There are some smaller EV numbers from the others: A few from the South Korean siblings, Hyundai and Kia, and some from MG Motor.
Why is Tesla in no rush in India
Long story short, the Indian EV market, for all its promise, is not going anywhere in a hurry.
At least, Tesla seems to have no fear of losing it to others. And that shows in the way it has been dragging its feet in the country.
In early April 2016, Tesla said it would bring its Model 3 to India, and started taking bookings for it. Things did not go according to plan.
Two years ago, Mr Musk registered a company in Bengaluru to import cars, talked about setting up company-owned retail showrooms, and urged the government to reduce the import duty to 40 per cent. The idea was to test the market first with imports.
The Indian government refused. The country charges as much as 100 per cent duty on import of cars in a certain price range, doubling their prices in the country.

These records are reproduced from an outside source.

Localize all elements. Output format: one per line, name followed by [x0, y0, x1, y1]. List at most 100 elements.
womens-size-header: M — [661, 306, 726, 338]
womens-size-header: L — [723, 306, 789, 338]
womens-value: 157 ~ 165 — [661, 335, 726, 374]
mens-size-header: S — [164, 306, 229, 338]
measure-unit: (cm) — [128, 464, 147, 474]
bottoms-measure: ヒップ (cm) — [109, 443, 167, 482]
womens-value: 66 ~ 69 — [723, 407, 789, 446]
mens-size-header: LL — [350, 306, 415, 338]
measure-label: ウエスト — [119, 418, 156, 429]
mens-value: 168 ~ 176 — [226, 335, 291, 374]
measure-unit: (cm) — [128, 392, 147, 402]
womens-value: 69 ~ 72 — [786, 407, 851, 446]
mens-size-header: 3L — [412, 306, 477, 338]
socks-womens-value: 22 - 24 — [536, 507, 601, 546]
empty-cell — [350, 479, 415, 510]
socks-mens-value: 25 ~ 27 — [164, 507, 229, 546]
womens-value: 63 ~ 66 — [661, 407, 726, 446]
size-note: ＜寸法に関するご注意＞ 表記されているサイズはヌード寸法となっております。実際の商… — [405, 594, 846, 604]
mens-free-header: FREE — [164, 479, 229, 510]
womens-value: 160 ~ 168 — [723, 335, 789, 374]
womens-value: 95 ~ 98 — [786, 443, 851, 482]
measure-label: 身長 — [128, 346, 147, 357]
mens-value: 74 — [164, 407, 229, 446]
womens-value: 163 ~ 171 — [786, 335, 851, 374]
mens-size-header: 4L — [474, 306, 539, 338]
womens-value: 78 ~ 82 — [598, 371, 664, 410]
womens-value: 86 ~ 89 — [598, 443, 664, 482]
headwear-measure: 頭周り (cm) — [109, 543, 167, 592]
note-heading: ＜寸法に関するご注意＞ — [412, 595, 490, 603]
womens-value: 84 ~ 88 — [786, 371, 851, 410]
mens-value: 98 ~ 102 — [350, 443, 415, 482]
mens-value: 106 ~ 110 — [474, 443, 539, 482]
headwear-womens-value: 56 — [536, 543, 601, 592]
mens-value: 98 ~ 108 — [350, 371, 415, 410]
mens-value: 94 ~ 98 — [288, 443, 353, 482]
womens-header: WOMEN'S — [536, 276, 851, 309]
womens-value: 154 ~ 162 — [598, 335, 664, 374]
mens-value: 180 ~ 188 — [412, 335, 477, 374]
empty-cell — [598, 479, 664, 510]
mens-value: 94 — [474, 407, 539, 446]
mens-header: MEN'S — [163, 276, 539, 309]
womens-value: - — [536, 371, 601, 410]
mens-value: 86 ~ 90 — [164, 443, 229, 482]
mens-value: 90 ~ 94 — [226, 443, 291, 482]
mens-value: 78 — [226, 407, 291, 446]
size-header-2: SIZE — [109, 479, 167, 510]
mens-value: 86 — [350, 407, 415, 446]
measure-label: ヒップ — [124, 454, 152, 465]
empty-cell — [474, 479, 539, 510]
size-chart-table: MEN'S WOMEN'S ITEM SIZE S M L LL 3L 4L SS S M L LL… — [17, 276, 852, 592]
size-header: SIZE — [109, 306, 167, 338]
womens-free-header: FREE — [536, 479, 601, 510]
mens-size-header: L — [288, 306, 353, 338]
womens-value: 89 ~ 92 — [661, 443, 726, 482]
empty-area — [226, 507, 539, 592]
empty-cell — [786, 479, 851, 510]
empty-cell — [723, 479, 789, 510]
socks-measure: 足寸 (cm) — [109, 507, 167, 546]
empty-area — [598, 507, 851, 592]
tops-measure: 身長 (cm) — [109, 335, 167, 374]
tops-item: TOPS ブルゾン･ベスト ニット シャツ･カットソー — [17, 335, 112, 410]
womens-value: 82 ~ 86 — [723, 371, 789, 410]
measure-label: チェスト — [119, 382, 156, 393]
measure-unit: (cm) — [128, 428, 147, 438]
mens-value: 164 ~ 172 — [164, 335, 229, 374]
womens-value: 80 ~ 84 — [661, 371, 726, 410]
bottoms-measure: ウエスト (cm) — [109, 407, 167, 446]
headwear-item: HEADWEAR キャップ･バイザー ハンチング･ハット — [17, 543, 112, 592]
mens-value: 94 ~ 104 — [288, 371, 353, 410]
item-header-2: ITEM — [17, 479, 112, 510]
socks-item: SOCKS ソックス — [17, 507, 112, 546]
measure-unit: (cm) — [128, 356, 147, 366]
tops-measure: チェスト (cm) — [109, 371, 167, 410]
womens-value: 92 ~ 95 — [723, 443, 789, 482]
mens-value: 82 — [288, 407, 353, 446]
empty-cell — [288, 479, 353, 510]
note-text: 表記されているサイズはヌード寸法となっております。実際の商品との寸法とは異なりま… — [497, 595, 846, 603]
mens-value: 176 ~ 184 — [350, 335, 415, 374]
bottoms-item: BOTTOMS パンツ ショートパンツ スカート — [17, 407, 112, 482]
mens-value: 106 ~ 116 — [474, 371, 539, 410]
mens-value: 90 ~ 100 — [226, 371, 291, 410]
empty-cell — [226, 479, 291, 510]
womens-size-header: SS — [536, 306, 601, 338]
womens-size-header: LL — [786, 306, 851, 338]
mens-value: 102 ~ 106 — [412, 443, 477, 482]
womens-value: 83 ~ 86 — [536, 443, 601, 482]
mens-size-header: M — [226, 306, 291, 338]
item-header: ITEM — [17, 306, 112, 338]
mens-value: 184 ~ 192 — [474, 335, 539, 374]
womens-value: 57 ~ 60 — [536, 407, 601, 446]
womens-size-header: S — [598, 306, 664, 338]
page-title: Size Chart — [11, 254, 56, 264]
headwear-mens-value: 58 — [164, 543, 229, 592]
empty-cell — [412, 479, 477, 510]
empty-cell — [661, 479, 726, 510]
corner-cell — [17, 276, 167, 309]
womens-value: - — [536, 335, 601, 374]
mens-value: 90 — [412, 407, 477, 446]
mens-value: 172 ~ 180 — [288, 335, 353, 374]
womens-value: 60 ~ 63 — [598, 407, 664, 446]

Secondly, the government wants Tesla to manufacture in India.
Manufacturing in China came easily and early to Tesla. The Shanghai Gigafactory is its largest factory in the world by production volume, reportedly supplying more than half of all Teslas sold globally.
The whispers in the corridor say India is sceptical that Tesla might import into the country cars made in China.
Last month, Tesla executives were in India and appear to have proposed a factory in the country. But do not be surprised if that does not happen in a hurry.
Things would have been different if there was a greater fear of competition from, say, an Indian carmaker exhorting people to build their dreams.
Then, like China, a truly Indian carmaker could have had the last laugh, and savoured a cold dish.